I check the time, do some mental math, and answer, “Okay.”

My movement shifts up a gear. If I’m going to get to the school Superintendent, I need to get my information quicker. No chit-chatting. Not a simple task at the Beautification meeting where committee members are agreeably pleasant to talk to.

They even have cookies and coffee, however I rarely eat while working. Some people insist I eat until I point out that eating and interviewing don’t mix well. It’s not only difficult to talk with my mouth full, its uncouth.

They understand, but they still offer me cookies and coffee.

And, when my plans changed, so did my routine of declining to imbibe in refreshments.

I knew I’d need some energy to get through the next job of interviewing the school Superintendent. So, I asked, “Can I have a brownie?”

Of course, came a resounding answer. “Take some for the road.”

I did.

While driving to the school and eating brownies, I thought about humanity’s demand for energy. I want energy, not only for my body but for my vehicle and house Billions of people in the world are wanting energy of some kind, calories, electric, oil, solar, hydro.

My neighbor, an electronic engineer, recently told me that he believed the single greatest invention of the 20th century was the transistor.

Transistors replaced bulky vacuum tubes, used to amplify weak currents, or energy.

Electron Man said, “Cheryl, the transistor was invented or the phenomena was discovered, which ever way you see it, in 1949 by Bell Labs and received a Nobel Prize. We started seeing transistor radios in the mid to late 60’s. We couldn’t have gone to the moon in 1969 without it, as vacuum tubes are too heavy, fragile, require too much power and too much space. We simply didn’t have the rocket technology to move that much mass until the transistor.”
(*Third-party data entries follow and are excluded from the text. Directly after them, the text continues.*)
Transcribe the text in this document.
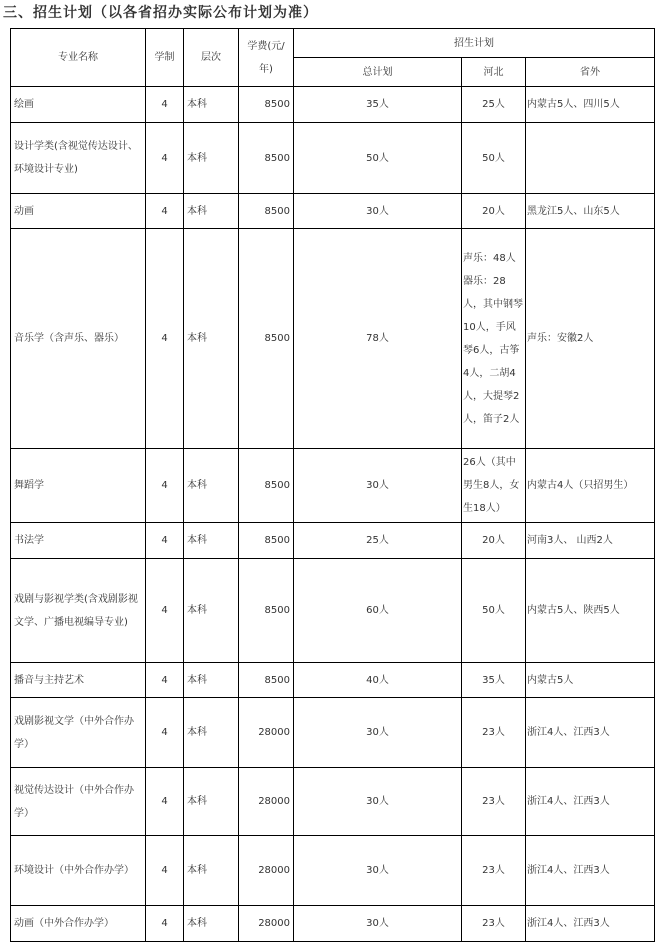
三、招生计划（以各省招办实际公布计划为准）
专业名称	学制	层次	学费(元/年)	招生计划		
				总计划	河北	省外
绘画	4	本科	8500	35人	25人	内蒙古5人、四川5人
设计学类(含视觉传达设计、环境设计专业)	4	本科	8500	50人	50人	
动画	4	本科	8500	30人	20人	黑龙江5人、山东5人
音乐学（含声乐、器乐）	4	本科	8500	78人	声乐：48人 器乐：28人，其中钢琴10人，手风琴6人，古筝4人，二胡4人，大提琴2人，笛子2人	声乐：安徽2人
舞蹈学	4	本科	8500	30人	26人（其中男生8人，女生18人）	内蒙古4人（只招男生）
书法学	4	本科	8500	25人	20人	河南3人、 山西2人
戏剧与影视学类(含戏剧影视文学、广播电视编导专业)	4	本科	8500	60人	50人	内蒙古5人、陕西5人
播音与主持艺术	4	本科	8500	40人	35人	内蒙古5人
戏剧影视文学（中外合作办学）	4	本科	28000	30人	23人	浙江4人、江西3人
视觉传达设计（中外合作办学）	4	本科	28000	30人	23人	浙江4人、江西3人
环境设计（中外合作办学）	4	本科	28000	30人	23人	浙江4人、江西3人
动画（中外合作办学）	4	本科	28000	30人	23人	浙江4人、江西3人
A transistor is a semiconductor device used to amplify and switch electronic signals and electrical power.

Electron Man explained, “The amount of energy we use today is a fraction of what we would use without semiconductors also. I’m building circuits that use microamps with .000001 amps, and nanoamps with 0.000000001 amps. A vacuum tube uses up to several amps, that’s a magnitude of one million to one billion times more energy required for tubes!”
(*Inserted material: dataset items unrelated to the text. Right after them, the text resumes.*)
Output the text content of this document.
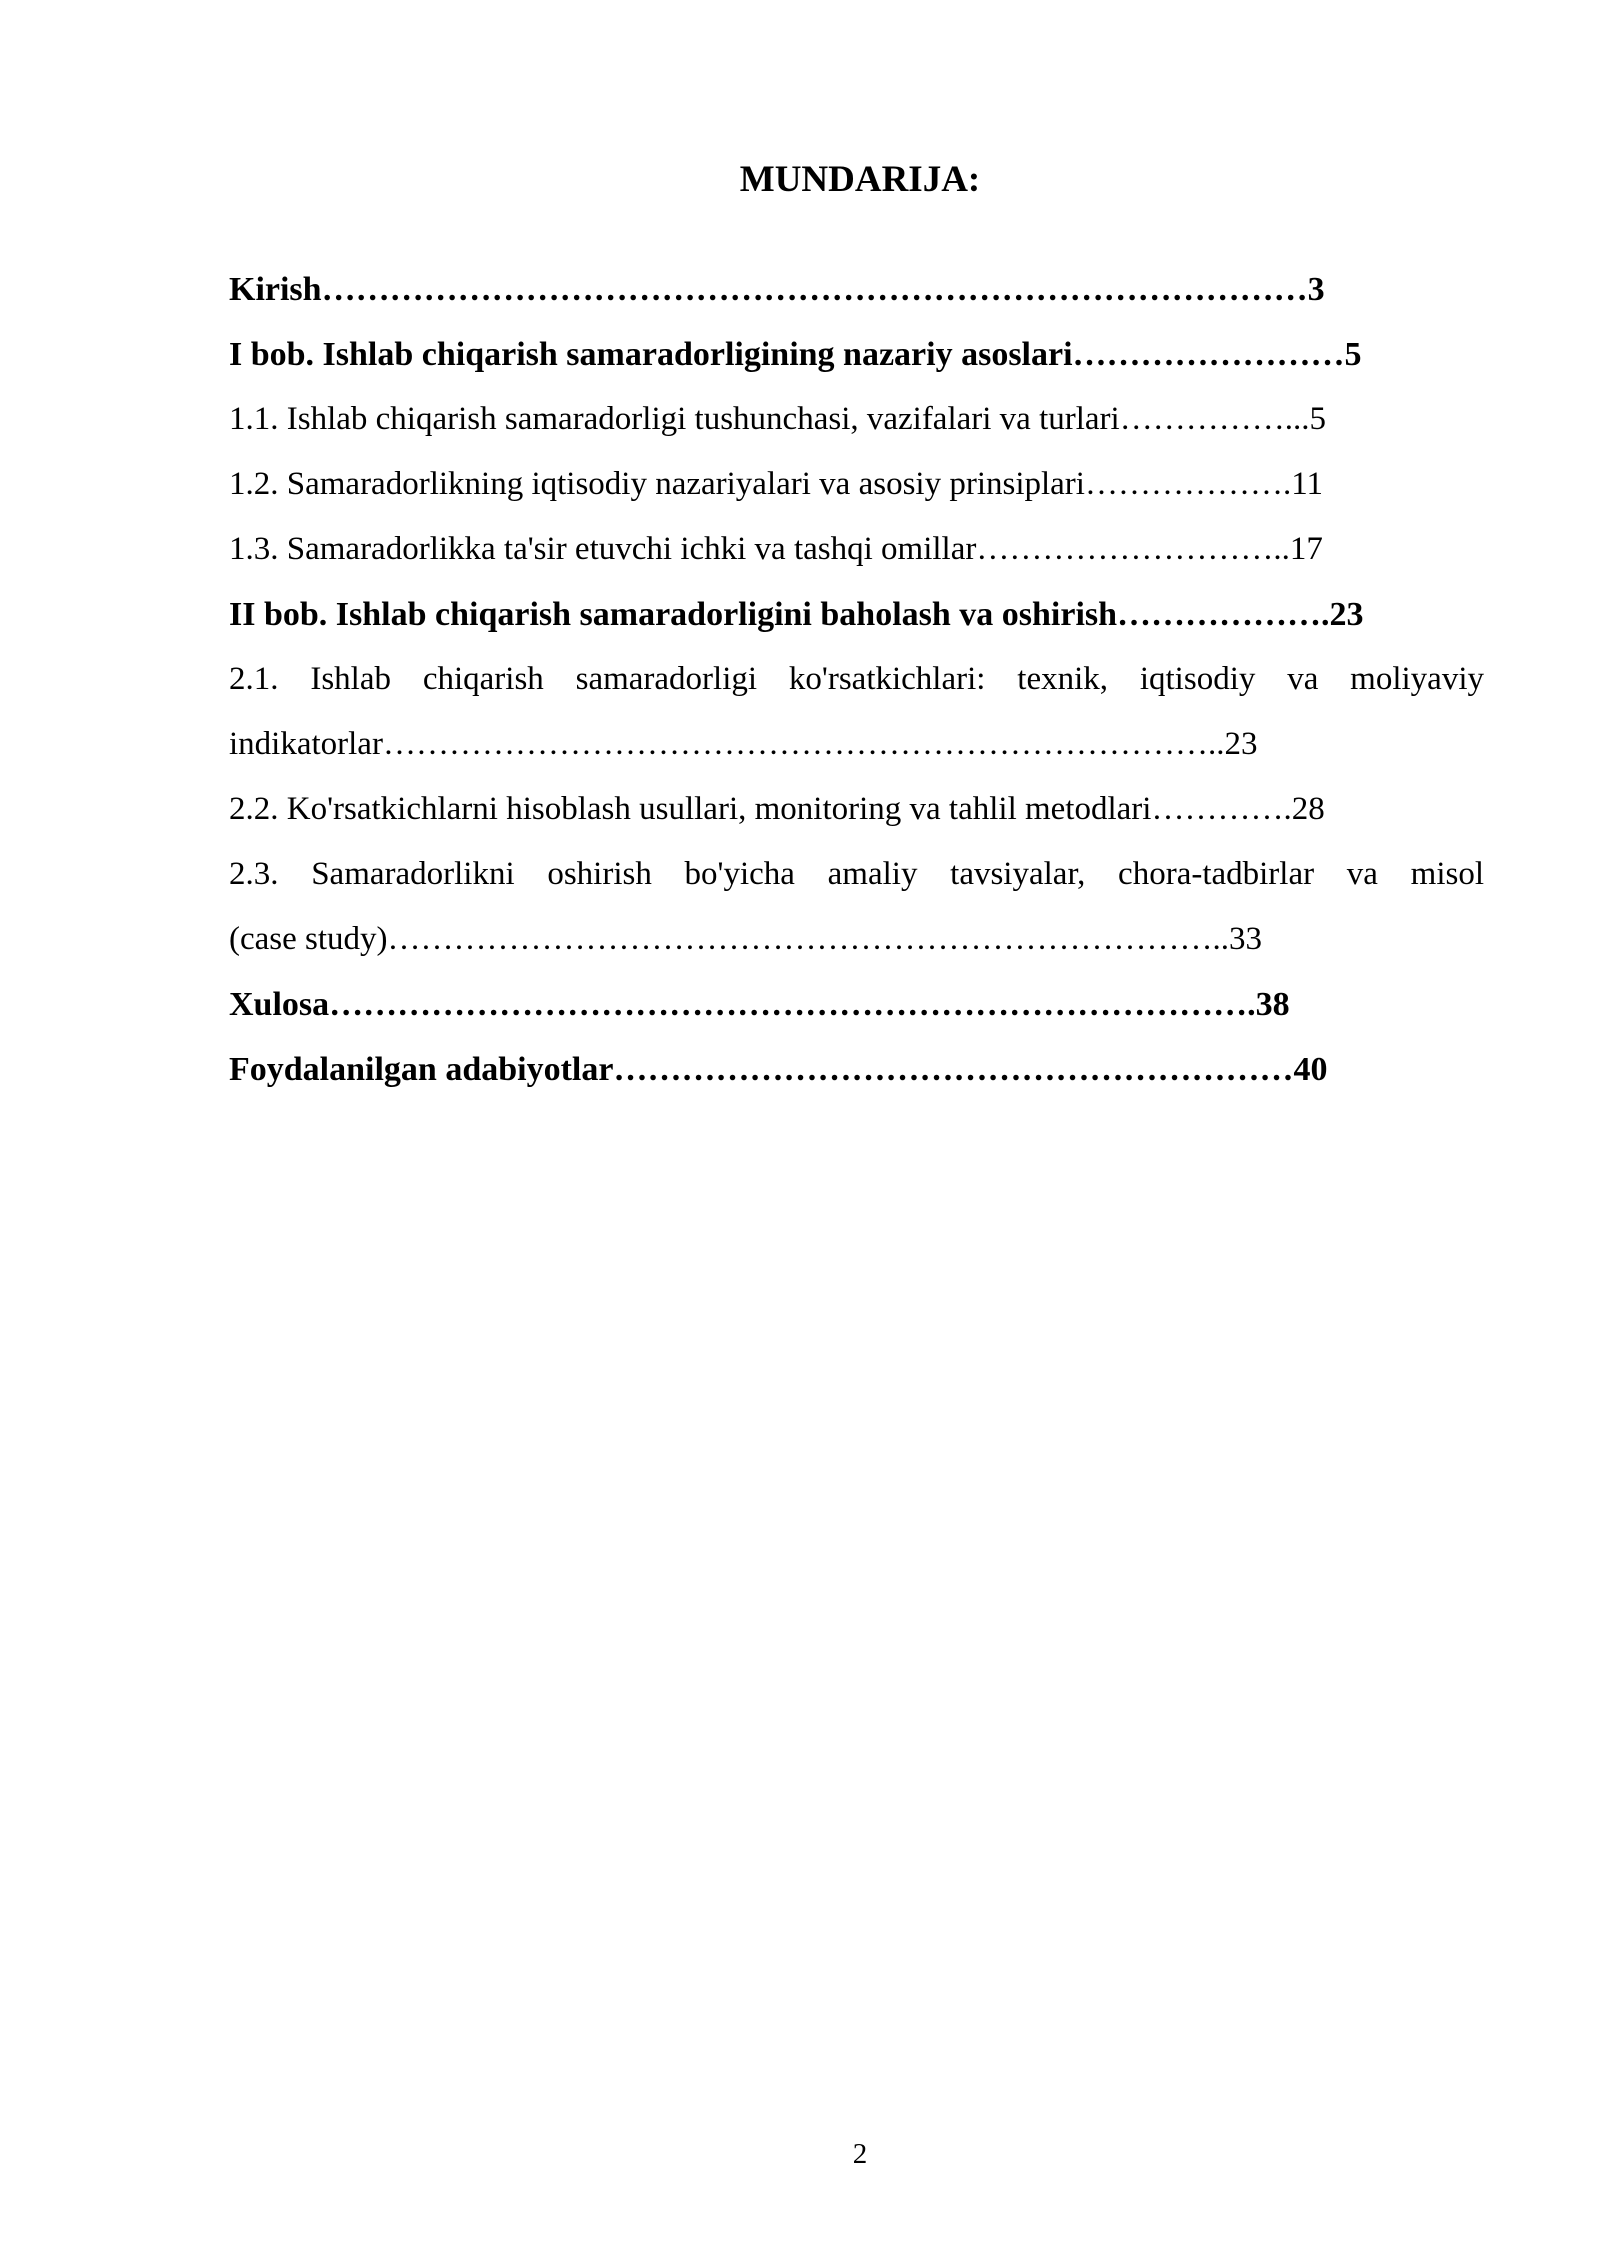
MUNDARIJA:
Kirish……………………………………………………………………………3
I bob. Ishlab chiqarish samaradorligining nazariy asoslari……………………5
1.1. Ishlab chiqarish samaradorligi tushunchasi, vazifalari va turlari……………...5
1.2. Samaradorlikning iqtisodiy nazariyalari va asosiy prinsiplari……………….11
1.3. Samaradorlikka ta'sir etuvchi ichki va tashqi omillar………………………..17
II bob. Ishlab chiqarish samaradorligini baholash va oshirish……………….23
2.1. Ishlab chiqarish samaradorligi ko'rsatkichlari: texnik, iqtisodiy va moliyaviy
indikatorlar…………………………………………………………………..23
2.2. Ko'rsatkichlarni hisoblash usullari, monitoring va tahlil metodlari………….28
2.3. Samaradorlikni oshirish bo'yicha amaliy tavsiyalar, chora-tadbirlar va misol
(case study)…………………………………………………………………..33
Xulosa……………………………………………………………………….38
Foydalanilgan adabiyotlar……………………………………………………40
2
He added, “We advanced to large scale integration, or LSI, which is many transistors in a very small package and that enabled home computers, printers, the internet, satellites, cell phones, tablets, LED TV’s, etc., etc. We would not have photo voltaic modules or electronic fuel injection in cars, LED lighting or compact CFL’s without the transistor.”
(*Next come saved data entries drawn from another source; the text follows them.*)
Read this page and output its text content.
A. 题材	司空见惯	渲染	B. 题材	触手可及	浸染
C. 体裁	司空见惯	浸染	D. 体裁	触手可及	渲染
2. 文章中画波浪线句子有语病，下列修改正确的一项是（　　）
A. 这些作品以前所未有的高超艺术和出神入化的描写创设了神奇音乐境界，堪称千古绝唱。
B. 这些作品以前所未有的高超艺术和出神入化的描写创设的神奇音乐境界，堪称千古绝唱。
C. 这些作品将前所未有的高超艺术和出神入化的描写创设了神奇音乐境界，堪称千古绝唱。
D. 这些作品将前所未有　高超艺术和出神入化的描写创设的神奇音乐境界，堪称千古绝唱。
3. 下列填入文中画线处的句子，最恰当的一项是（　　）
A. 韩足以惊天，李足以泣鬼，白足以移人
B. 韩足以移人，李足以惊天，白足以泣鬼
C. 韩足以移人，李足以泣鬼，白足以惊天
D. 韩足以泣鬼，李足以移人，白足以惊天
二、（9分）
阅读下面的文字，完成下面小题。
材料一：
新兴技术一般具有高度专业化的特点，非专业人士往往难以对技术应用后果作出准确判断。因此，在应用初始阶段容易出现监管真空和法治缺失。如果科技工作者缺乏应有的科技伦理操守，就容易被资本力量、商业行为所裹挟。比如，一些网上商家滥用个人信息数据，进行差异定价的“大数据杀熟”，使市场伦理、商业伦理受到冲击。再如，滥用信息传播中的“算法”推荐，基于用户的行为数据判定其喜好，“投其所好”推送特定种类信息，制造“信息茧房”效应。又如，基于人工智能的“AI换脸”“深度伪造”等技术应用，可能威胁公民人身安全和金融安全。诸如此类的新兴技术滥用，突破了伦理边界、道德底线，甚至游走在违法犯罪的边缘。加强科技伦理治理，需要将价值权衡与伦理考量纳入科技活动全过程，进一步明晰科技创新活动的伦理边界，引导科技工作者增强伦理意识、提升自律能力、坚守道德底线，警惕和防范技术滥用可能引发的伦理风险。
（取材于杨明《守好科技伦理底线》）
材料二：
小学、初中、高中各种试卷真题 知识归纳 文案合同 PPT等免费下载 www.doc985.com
So, we not only demand energy, but we can use that energy efficiently and wisely.

I’ve learned this with food. My body functions better when I eat healthy foods. I also drive a car that gets good gas mileage.

This got me to thinking about spiritual energy.

Spiritual energy helps me get through those times when I don’t have brownies, or when I need good ideas in order to be productive during the day. Where does spiritual energy come from?

Spirit. God. It can never run out. It won’t crash. Spirit is infinite.

From 21st Century Science and Health.

“Divine energy unites everyone’s consciousness to God, the one immortal Spirit.

“Caffeine and other related stimulants aren’t equal to truth when you need energy or inspiration.

“It is proverbial that Mother Teresa,[1] and other philanthropists engaged in humanitarian work have been able to undergo, without weariness and danger, that which ordinary people could not endure. The explanation lies in the support which they derived from the divine law, supreme to the human law. The spiritual demand crushes the material demand, and supplies not only energy but also endurance, which surpasses all other aid.

“Let us feel the divine energy of Spirit, bringing us into newness of life and recognizing no human or material power as able to destroy.”

[1] Mother Teresa (1910–1997) Albanian Roman Catholic nun.